Even the marriages that are already in the book are not good. I thought at first to say that Po's parents are the only ones to have a good marriage, but still Po's mom had to "protect" Po from his father by not telling the king about his true grace. And Katsa makes a comment about mothers continually having to protect their children from their fathers. And I'm pretty sure Lek's marriage wasn't all that great for his wife either.

So on the one hand I can see how Katsa is not super wild about the idea of marrying. But she's not willing to admit to even a small amount of commitment. She basically tells Po that when she is with him it's only because she hasn't decided to leave yet, but she will leave and that's just the way it is. And she'll probably come back again, but whenever she feels like it. But when a situation arises that she thinks Po really does need her, she does want to go back to him ... doesn't that imply some sort of commitment even while she adamantly refuses that it does?

But at the same time, are you telling me that there are NO good marriages or relationships anywhere in this world? And then my confusion becomes, is this world supposed to be medieval or modern? Because both rules are in place here and it confuses the heck out of me. I don't think you can be both. You can have a character in a medieval world who has some modern ideas, but I think that character would have to work harder to get other people to understand and agree to her more modern ideas. Whereas in this book some of her more "radical" ideas (at least for mindset of the people in this world) as just accepted for the most part.

Anyway . . . you need to read FIRE and then we need to talk! :)

Angela re: Nikki

Nikki, I agree about the secondary characters and even the villians. I also a little disappointed that a certain evil villian was not a more integral part of the story.

re: Heather

Come borrow FIRE from me and then we should chat! :)

Now I'm just going to shut up so that I don't sound like the crazy person who can't stop arguing a point, even when no one's really sure what the point is any more (especially the crazy person arguing it).

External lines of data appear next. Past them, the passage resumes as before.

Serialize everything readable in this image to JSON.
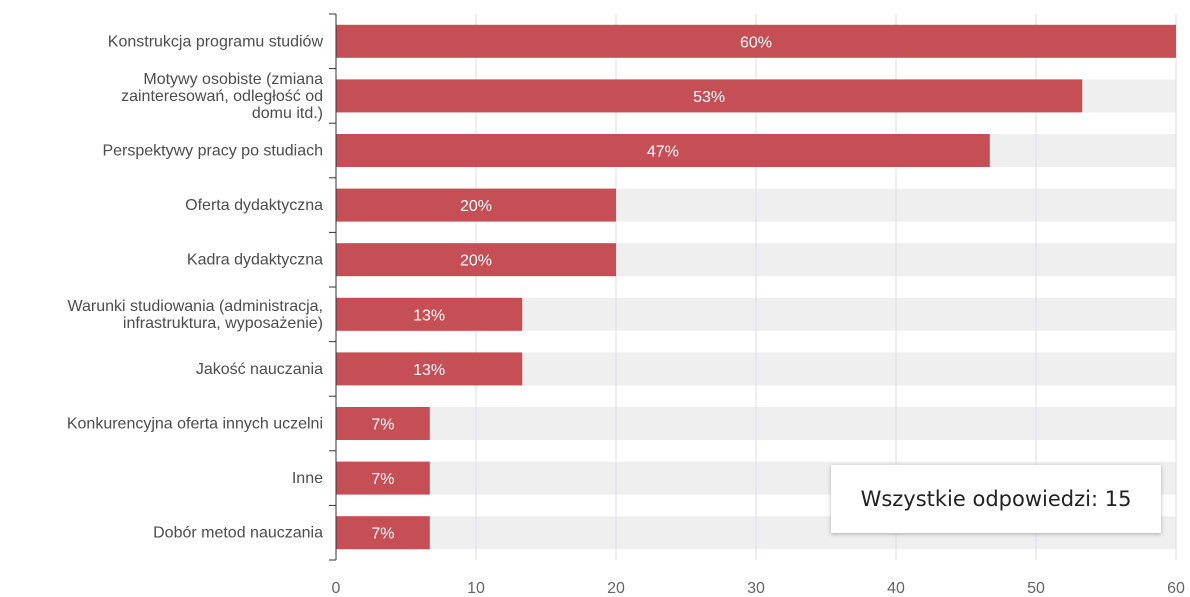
{
  "chart_data": {
    "type": "bar",
    "orientation": "horizontal",
    "categories": [
      "Konstrukcja programu studiów",
      "Motywy osobiste (zmiana zainteresowań, odległość od domu itd.)",
      "Perspektywy pracy po studiach",
      "Oferta dydaktyczna",
      "Kadra dydaktyczna",
      "Warunki studiowania (administracja, infrastruktura, wyposażenie)",
      "Jakość nauczania",
      "Konkurencyjna oferta innych uczelni",
      "Inne",
      "Dobór metod nauczania"
    ],
    "category_label_lines": [
      [
        "Konstrukcja programu studiów"
      ],
      [
        "Motywy osobiste (zmiana",
        "zainteresowań, odległość od",
        "domu itd.)"
      ],
      [
        "Perspektywy pracy po studiach"
      ],
      [
        "Oferta dydaktyczna"
      ],
      [
        "Kadra dydaktyczna"
      ],
      [
        "Warunki studiowania (administracja,",
        "infrastruktura, wyposażenie)"
      ],
      [
        "Jakość nauczania"
      ],
      [
        "Konkurencyjna oferta innych uczelni"
      ],
      [
        "Inne"
      ],
      [
        "Dobór metod nauczania"
      ]
    ],
    "values": [
      60,
      53.3,
      46.7,
      20,
      20,
      13.3,
      13.3,
      6.7,
      6.7,
      6.7
    ],
    "data_labels": [
      "60%",
      "53%",
      "47%",
      "20%",
      "20%",
      "13%",
      "13%",
      "7%",
      "7%",
      "7%"
    ],
    "xlim": [
      0,
      60
    ],
    "xticks": [
      0,
      10,
      20,
      30,
      40,
      50,
      60
    ],
    "grid": true,
    "bar_color": "#c64f55",
    "track_color": "#efefef",
    "gridline_color": "#dcdcf0"
  },
  "summary_box": {
    "text": "Wszystkie odpowiedzi: 15"
  }
}
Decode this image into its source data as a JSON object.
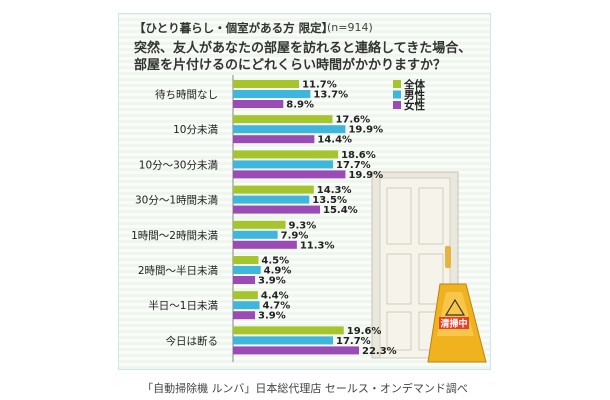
{
  "header": {
    "tag": "【ひとり暮らし・個室がある方 限定】",
    "n": "(n=914)",
    "question_line1": "突然、友人があなたの部屋を訪れると連絡してきた場合、",
    "question_line2": "部屋を片付けるのにどれくらい時間がかかりますか？"
  },
  "sign_text": "清掃中",
  "footer": "「自動掃除機 ルンバ」日本総代理店 セールス・オンデマンド調べ",
  "chart_data": {
    "type": "bar",
    "orientation": "horizontal",
    "categories": [
      "待ち時間なし",
      "10分未満",
      "10分〜30分未満",
      "30分〜1時間未満",
      "1時間〜2時間未満",
      "2時間〜半日未満",
      "半日〜1日未満",
      "今日は断る"
    ],
    "series": [
      {
        "name": "全体",
        "color": "#a6c52c",
        "values": [
          11.7,
          17.6,
          18.6,
          14.3,
          9.3,
          4.5,
          4.4,
          19.6
        ]
      },
      {
        "name": "男性",
        "color": "#3fb6dc",
        "values": [
          13.7,
          19.9,
          17.7,
          13.5,
          7.9,
          4.9,
          4.7,
          17.7
        ]
      },
      {
        "name": "女性",
        "color": "#9b4bb5",
        "values": [
          8.9,
          14.4,
          19.9,
          15.4,
          11.3,
          3.9,
          3.9,
          22.3
        ]
      }
    ],
    "value_suffix": "%",
    "legend_position": "top-right",
    "xlim": [
      0,
      22.3
    ]
  }
}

Heather Hamilton re: Speedreader
"She basically tells Po that when she is with him it's only because she hasn't decided to leave yet, but she will leave and that's just the way it is. And she'll probably come back again, but whenever she feels like it. But when a situation arises that she thinks Po really does need her, she does want to go back to him ... doesn't that imply some sort of commitment even while she adamantly refuses that it does?"

I was thinking more that she refused to commit to Po so that he is free to do what he wants. I don't think she is denying her feelings or his. When she knows that she can't commit herself, or she doesn't trust herself to, she cannot justify tying Po down with any level of commitment, however lenient Po tries to make it.

Heather Hamilton I am only 34 on the hold list for Fire. And I have a few books on hold. But if I get there, I will just walk into your house and grab it. Leave the door open! (JK!)

Nikki I ended up doing a blog post about feminist issues in YA lit, and I'd love for you to check it out and comment about what you think:

Angela Thanks for the link, I'll check it out. But I think I'll leave my "crazy" here on this discussion thread! :)

Heather Hamilton GOT FIRE AT THE LIBRARY! I am sure I will be done with it in a week.

Angela I can't wait to hear what you think of it.